Kevin: read the article, if you get a chance. They describe what they're doing in a way that seems to have decent face value. Documents that have recent change times are effectively the tops of our work piles, which are generally the things we're most interested in. They also have interfaces that allow you to find any document in your document universe, not just the most recent ones, but using recency is a pretty good (if imperfect) first cut. It is, of course, important not to sacrific the effectiveness of finding nonrecent documents when creating the cloud UI, but that's the general information/document organization and retrieval problem and the cloud is a layer on top of it.
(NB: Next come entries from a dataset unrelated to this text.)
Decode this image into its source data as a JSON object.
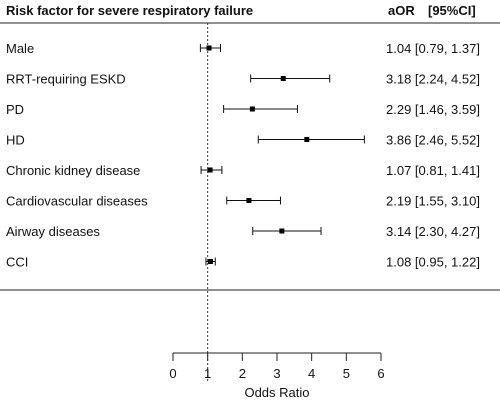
{
  "chart_data": {
    "type": "forest",
    "header_left": "Risk factor for severe respiratory failure",
    "header_right_a": "aOR",
    "header_right_b": "[95%CI]",
    "xlabel": "Odds Ratio",
    "xlim": [
      0,
      6
    ],
    "xticks": [
      "0",
      "1",
      "2",
      "3",
      "4",
      "5",
      "6"
    ],
    "reference_line": 1,
    "rows": [
      {
        "label": "Male",
        "or": 1.04,
        "lo": 0.79,
        "hi": 1.37,
        "text": "1.04 [0.79, 1.37]"
      },
      {
        "label": "RRT-requiring ESKD",
        "or": 3.18,
        "lo": 2.24,
        "hi": 4.52,
        "text": "3.18 [2.24, 4.52]"
      },
      {
        "label": "PD",
        "or": 2.29,
        "lo": 1.46,
        "hi": 3.59,
        "text": "2.29 [1.46, 3.59]"
      },
      {
        "label": "HD",
        "or": 3.86,
        "lo": 2.46,
        "hi": 5.52,
        "text": "3.86 [2.46, 5.52]"
      },
      {
        "label": "Chronic kidney disease",
        "or": 1.07,
        "lo": 0.81,
        "hi": 1.41,
        "text": "1.07 [0.81, 1.41]"
      },
      {
        "label": "Cardiovascular diseases",
        "or": 2.19,
        "lo": 1.55,
        "hi": 3.1,
        "text": "2.19 [1.55, 3.10]"
      },
      {
        "label": "Airway diseases",
        "or": 3.14,
        "lo": 2.3,
        "hi": 4.27,
        "text": "3.14 [2.30, 4.27]"
      },
      {
        "label": "CCI",
        "or": 1.08,
        "lo": 0.95,
        "hi": 1.22,
        "text": "1.08 [0.95, 1.22]"
      }
    ]
  }
}
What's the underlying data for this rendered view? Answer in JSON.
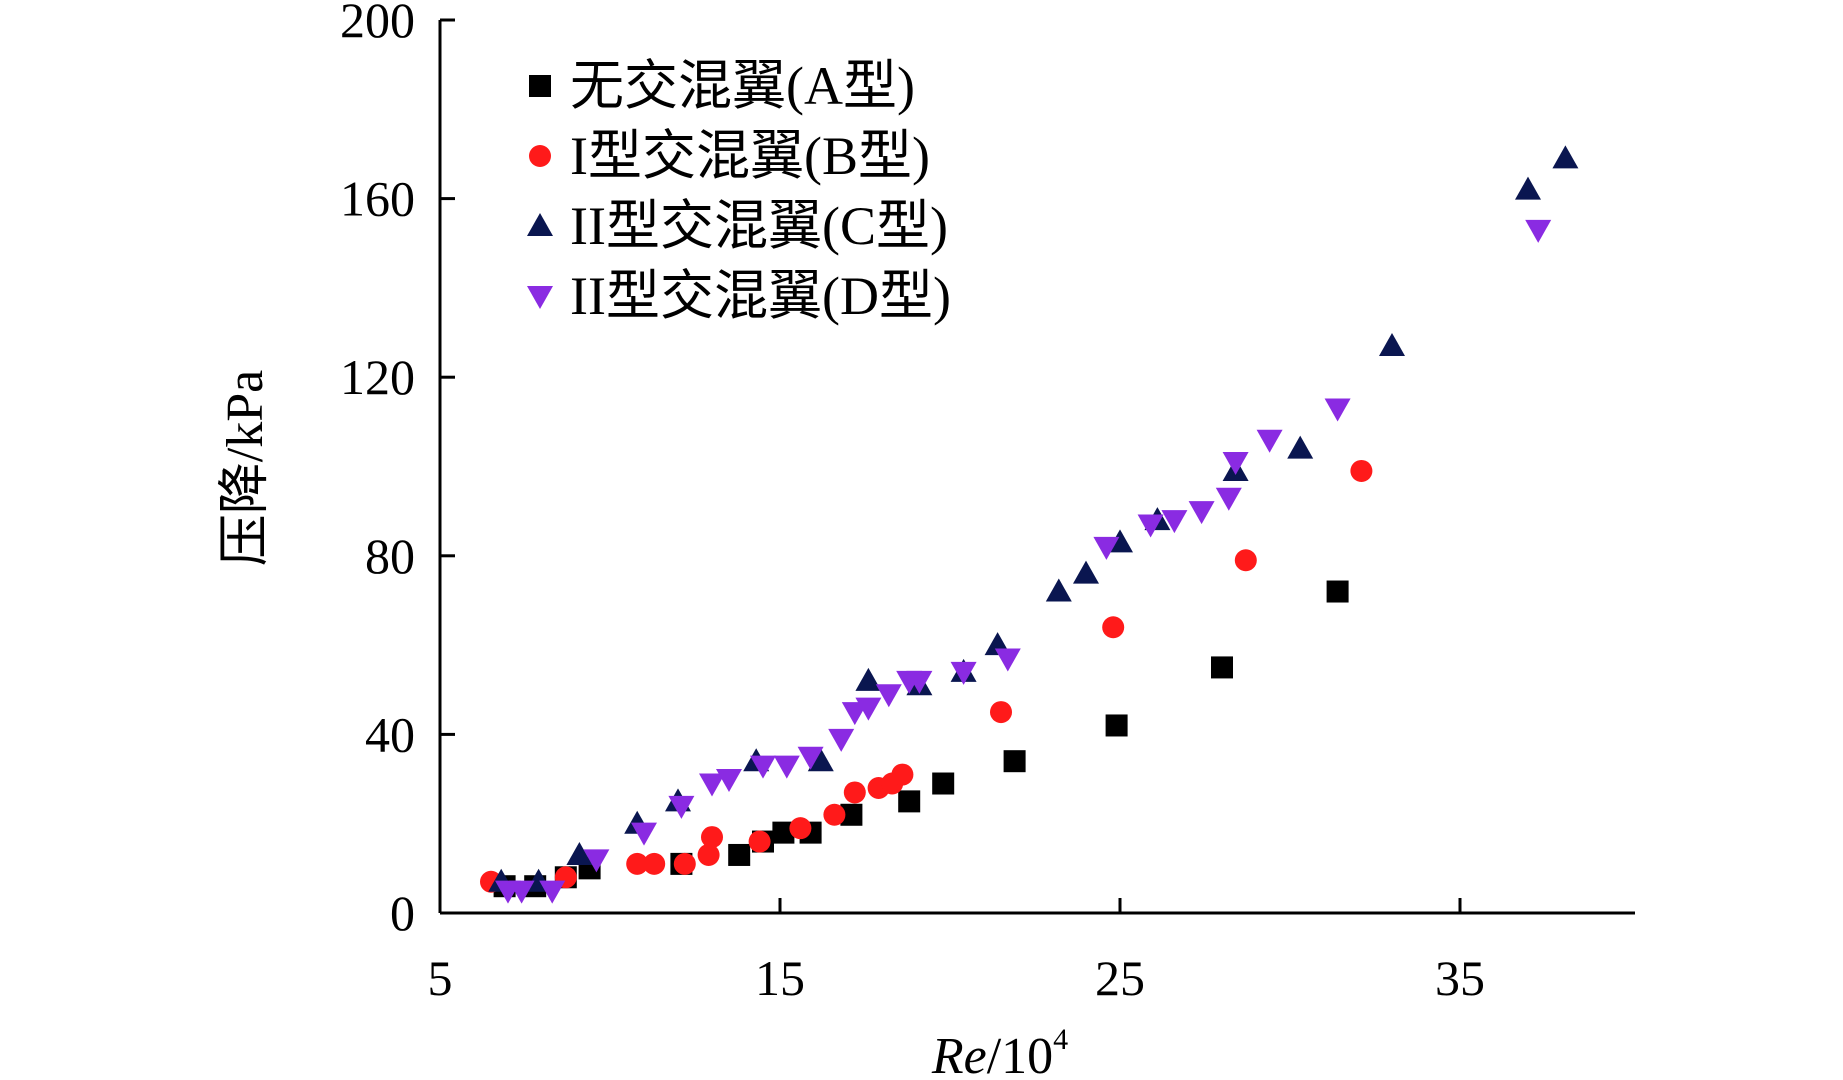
{
  "chart_data": {
    "type": "scatter",
    "title": "",
    "xlabel": {
      "italic": "Re",
      "rest": "/10",
      "sup": "4"
    },
    "ylabel": "压降/kPa",
    "xlim": [
      5,
      40
    ],
    "ylim": [
      0,
      200
    ],
    "xticks": [
      5,
      15,
      25,
      35
    ],
    "yticks": [
      0,
      40,
      80,
      120,
      160,
      200
    ],
    "legend_position": "top-left",
    "series": [
      {
        "name": "无交混翼(A型)",
        "marker": "square",
        "color": "#000000",
        "points": [
          [
            6.9,
            6
          ],
          [
            7.8,
            6
          ],
          [
            8.7,
            8
          ],
          [
            9.4,
            10
          ],
          [
            12.1,
            11
          ],
          [
            13.8,
            13
          ],
          [
            14.5,
            16
          ],
          [
            15.1,
            18
          ],
          [
            15.9,
            18
          ],
          [
            17.1,
            22
          ],
          [
            18.8,
            25
          ],
          [
            19.8,
            29
          ],
          [
            21.9,
            34
          ],
          [
            24.9,
            42
          ],
          [
            28.0,
            55
          ],
          [
            31.4,
            72
          ]
        ]
      },
      {
        "name": "I型交混翼(B型)",
        "marker": "circle",
        "color": "#ff1a1a",
        "points": [
          [
            6.5,
            7
          ],
          [
            8.7,
            8
          ],
          [
            10.8,
            11
          ],
          [
            11.3,
            11
          ],
          [
            12.2,
            11
          ],
          [
            12.9,
            13
          ],
          [
            13.0,
            17
          ],
          [
            14.4,
            16
          ],
          [
            15.6,
            19
          ],
          [
            16.6,
            22
          ],
          [
            17.2,
            27
          ],
          [
            17.9,
            28
          ],
          [
            18.3,
            29
          ],
          [
            18.6,
            31
          ],
          [
            21.5,
            45
          ],
          [
            24.8,
            64
          ],
          [
            28.7,
            79
          ],
          [
            32.1,
            99
          ]
        ]
      },
      {
        "name": "II型交混翼(C型)",
        "marker": "triangle-up",
        "color": "#0a1650",
        "points": [
          [
            6.8,
            7
          ],
          [
            7.9,
            7
          ],
          [
            9.1,
            13
          ],
          [
            10.8,
            20
          ],
          [
            12.0,
            25
          ],
          [
            14.3,
            34
          ],
          [
            16.2,
            34
          ],
          [
            17.6,
            52
          ],
          [
            19.1,
            51
          ],
          [
            20.4,
            54
          ],
          [
            21.4,
            60
          ],
          [
            23.2,
            72
          ],
          [
            24.0,
            76
          ],
          [
            25.0,
            83
          ],
          [
            26.1,
            88
          ],
          [
            28.4,
            99
          ],
          [
            30.3,
            104
          ],
          [
            33.0,
            127
          ],
          [
            37.0,
            162
          ],
          [
            38.1,
            169
          ]
        ]
      },
      {
        "name": "II型交混翼(D型)",
        "marker": "triangle-down",
        "color": "#8a2be2",
        "points": [
          [
            7.0,
            5
          ],
          [
            7.4,
            5
          ],
          [
            8.3,
            5
          ],
          [
            9.6,
            12
          ],
          [
            11.0,
            18
          ],
          [
            12.1,
            24
          ],
          [
            13.0,
            29
          ],
          [
            13.5,
            30
          ],
          [
            14.5,
            33
          ],
          [
            15.2,
            33
          ],
          [
            15.9,
            35
          ],
          [
            16.8,
            39
          ],
          [
            17.2,
            45
          ],
          [
            17.6,
            46
          ],
          [
            18.2,
            49
          ],
          [
            18.8,
            52
          ],
          [
            19.1,
            52
          ],
          [
            20.4,
            54
          ],
          [
            21.7,
            57
          ],
          [
            24.6,
            82
          ],
          [
            25.9,
            87
          ],
          [
            26.6,
            88
          ],
          [
            27.4,
            90
          ],
          [
            28.2,
            93
          ],
          [
            28.4,
            101
          ],
          [
            29.4,
            106
          ],
          [
            31.4,
            113
          ],
          [
            37.3,
            153
          ]
        ]
      }
    ]
  }
}
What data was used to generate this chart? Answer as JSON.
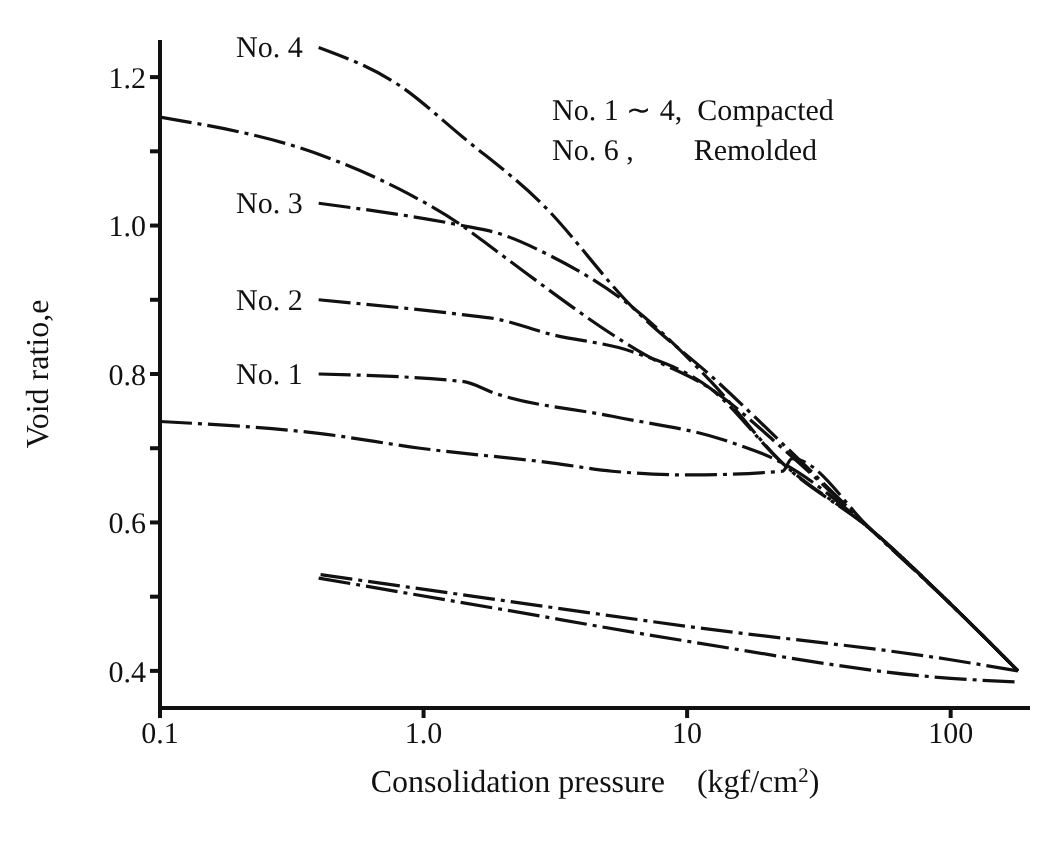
{
  "chart_data": {
    "type": "line",
    "xlabel": "Consolidation pressure　(kgf/cm$^{2}$)",
    "ylabel": "Void ratio,e",
    "annotations": [
      "No. 1 ∼ 4,  Compacted",
      "No. 6 ,        Remolded"
    ],
    "log": "x",
    "xlim": [
      0.1,
      200
    ],
    "xticks": [
      {
        "value": 0.1,
        "label": "0.1"
      },
      {
        "value": 1,
        "label": "1.0"
      },
      10,
      100
    ],
    "ylim": [
      0.35,
      1.25
    ],
    "yticks": [
      0.4,
      {
        "value": 0.5,
        "label": null
      },
      0.6,
      {
        "value": 0.7,
        "label": null
      },
      0.8,
      {
        "value": 0.9,
        "label": null
      },
      {
        "value": 1.0,
        "label": "1.0"
      },
      {
        "value": 1.1,
        "label": null
      },
      1.2
    ],
    "line_style": "dashed",
    "series": [
      {
        "name": "No. 4",
        "color": "#111111",
        "x": [
          0.4,
          0.8,
          1.4,
          2.8,
          6.2,
          13,
          24,
          50,
          100,
          180
        ],
        "values": [
          1.24,
          1.19,
          1.12,
          1.03,
          0.89,
          0.79,
          0.7,
          0.59,
          0.49,
          0.4
        ]
      },
      {
        "name": "No. 3",
        "color": "#111111",
        "x": [
          0.4,
          1.4,
          1.9,
          3.0,
          6.2,
          12.3,
          23,
          50,
          100,
          180
        ],
        "values": [
          1.03,
          1.0,
          0.99,
          0.96,
          0.89,
          0.79,
          0.68,
          0.59,
          0.49,
          0.4
        ]
      },
      {
        "name": "No. 2",
        "color": "#111111",
        "x": [
          0.4,
          1.4,
          1.9,
          3.0,
          6.2,
          12.3,
          23,
          50,
          100,
          180
        ],
        "values": [
          0.9,
          0.88,
          0.874,
          0.854,
          0.83,
          0.78,
          0.68,
          0.59,
          0.49,
          0.4
        ]
      },
      {
        "name": "No. 1",
        "color": "#111111",
        "x": [
          0.4,
          1.4,
          1.9,
          5.2,
          13.8,
          23,
          50,
          100,
          180
        ],
        "values": [
          0.8,
          0.79,
          0.773,
          0.743,
          0.711,
          0.68,
          0.59,
          0.49,
          0.4
        ]
      },
      {
        "color": "#111111",
        "x": [
          0.1,
          0.4,
          0.8,
          1.4,
          1.9,
          7.0,
          12.3,
          23,
          50,
          100,
          180
        ],
        "values": [
          1.146,
          1.096,
          1.05,
          1.0,
          0.965,
          0.825,
          0.78,
          0.7,
          0.59,
          0.49,
          0.4
        ]
      },
      {
        "color": "#111111",
        "x": [
          0.1,
          0.4,
          0.97,
          3.1,
          5.2,
          10.4,
          23,
          25,
          50,
          100,
          180
        ],
        "values": [
          0.736,
          0.72,
          0.7,
          0.68,
          0.669,
          0.664,
          0.669,
          0.686,
          0.59,
          0.49,
          0.4
        ]
      },
      {
        "color": "#111111",
        "x": [
          180,
          100,
          10,
          1.9,
          0.4
        ],
        "values": [
          0.4,
          0.415,
          0.46,
          0.496,
          0.53
        ]
      },
      {
        "color": "#111111",
        "x": [
          0.4,
          1.9,
          10,
          100,
          180
        ],
        "values": [
          0.525,
          0.484,
          0.44,
          0.39,
          0.385
        ]
      }
    ]
  }
}
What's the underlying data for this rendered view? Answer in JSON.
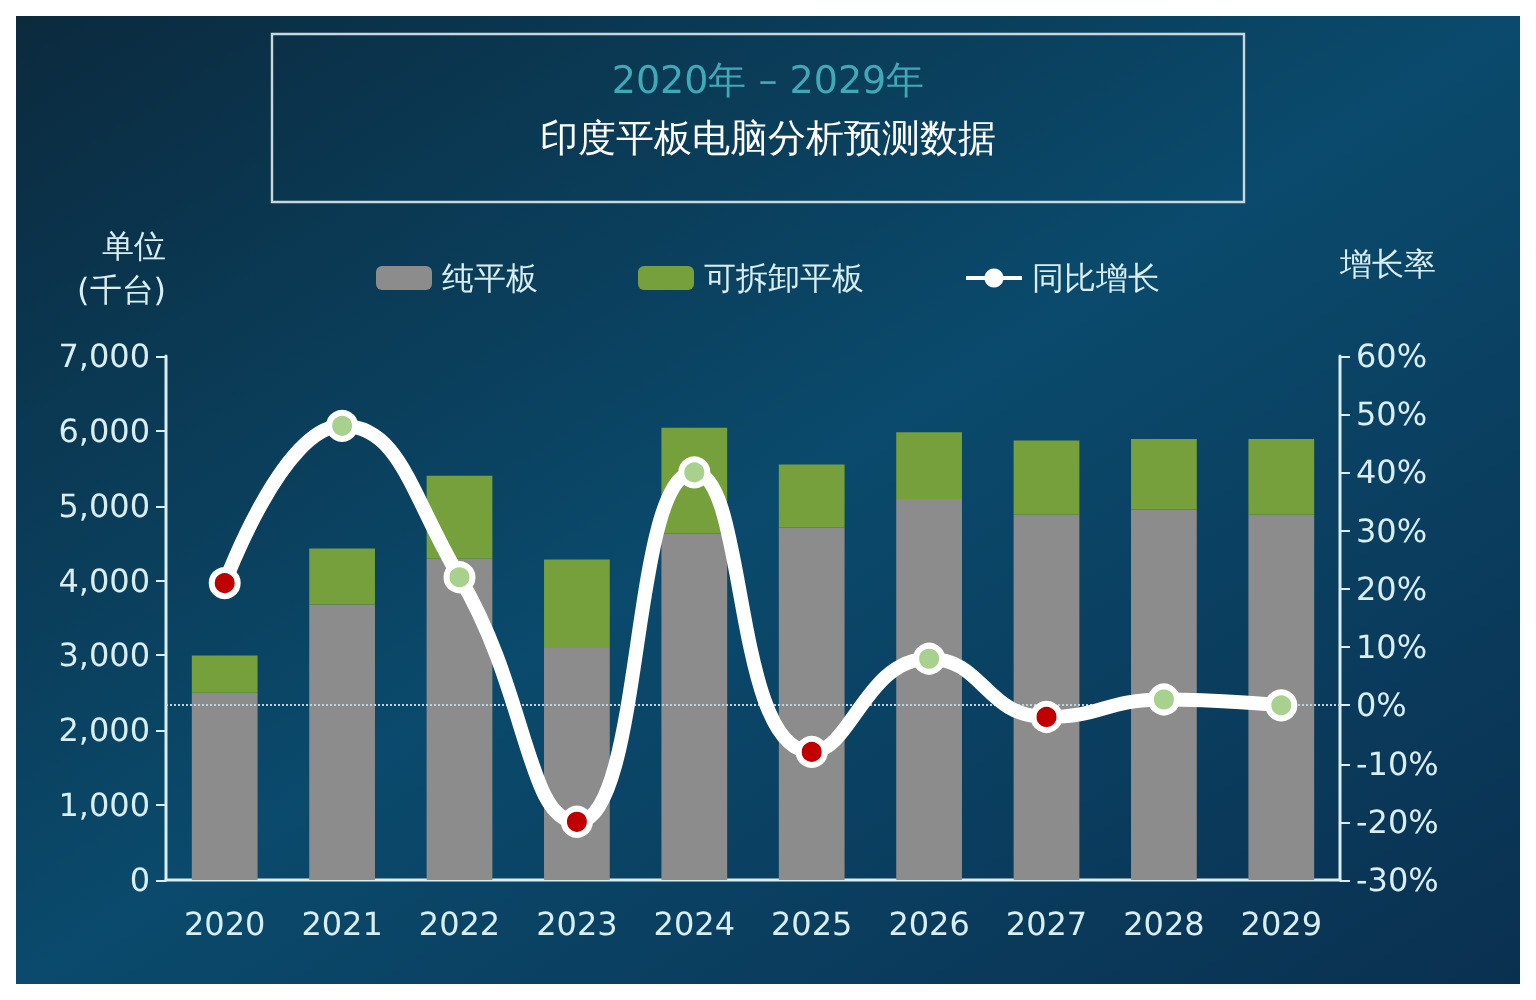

Brian: Right. I think that the phone-as-id idea adds a layer of security to traditional passwords, which means that password security may not have to be as hardcore when coupled with it. In that respect, it can kind of serve the role of those RSA SecurID key generation cards, which are essentially designed to create a physical object that you have to have to log in, as a secondary security measure:

http://www.rsasecurity.com/node.asp?id=1157

Posted by: Mike at June 13, 2004 11:33 AM

The first cell phone Bluetooth worm is out, which means a cooling off in the adoption of universally open Bluetooth beacons:

http://securityresponse.symantec.com/avcenter/venc/data/epoc.cabir.html

Oh, well.

Posted by: Mike at June 15, 2004 11:52 AM

"Personalized Shared Ubiquitous Devices" by David Hilbert and Jonathan Trevor referenced above is downloadable from:
http://www.fxpal.com/publications/FXPAL-PR-04-273.pdf

It's 1Mb

Posted by: vuk at July 30, 2004 09:09 AM

Thanks! I've updated the original post.

Posted by: Mike at July 30, 2004 12:03 PM

I don't know much about it, but Sony and Royal Philips Electronics have a thingie called Near Field Communication ( http://www.nfc-forum.org/ ) as posted in this Wired Article ( http://www.wired.com/news/technology/0,1282,64778,00.html ). Perhaps this by itself or added to the BT might cover the range gap.

Also, I've seen that my PowerBook BT driver can show me the intensity of my phone BT signal, I'm sure then the computer can use that information in an useful way.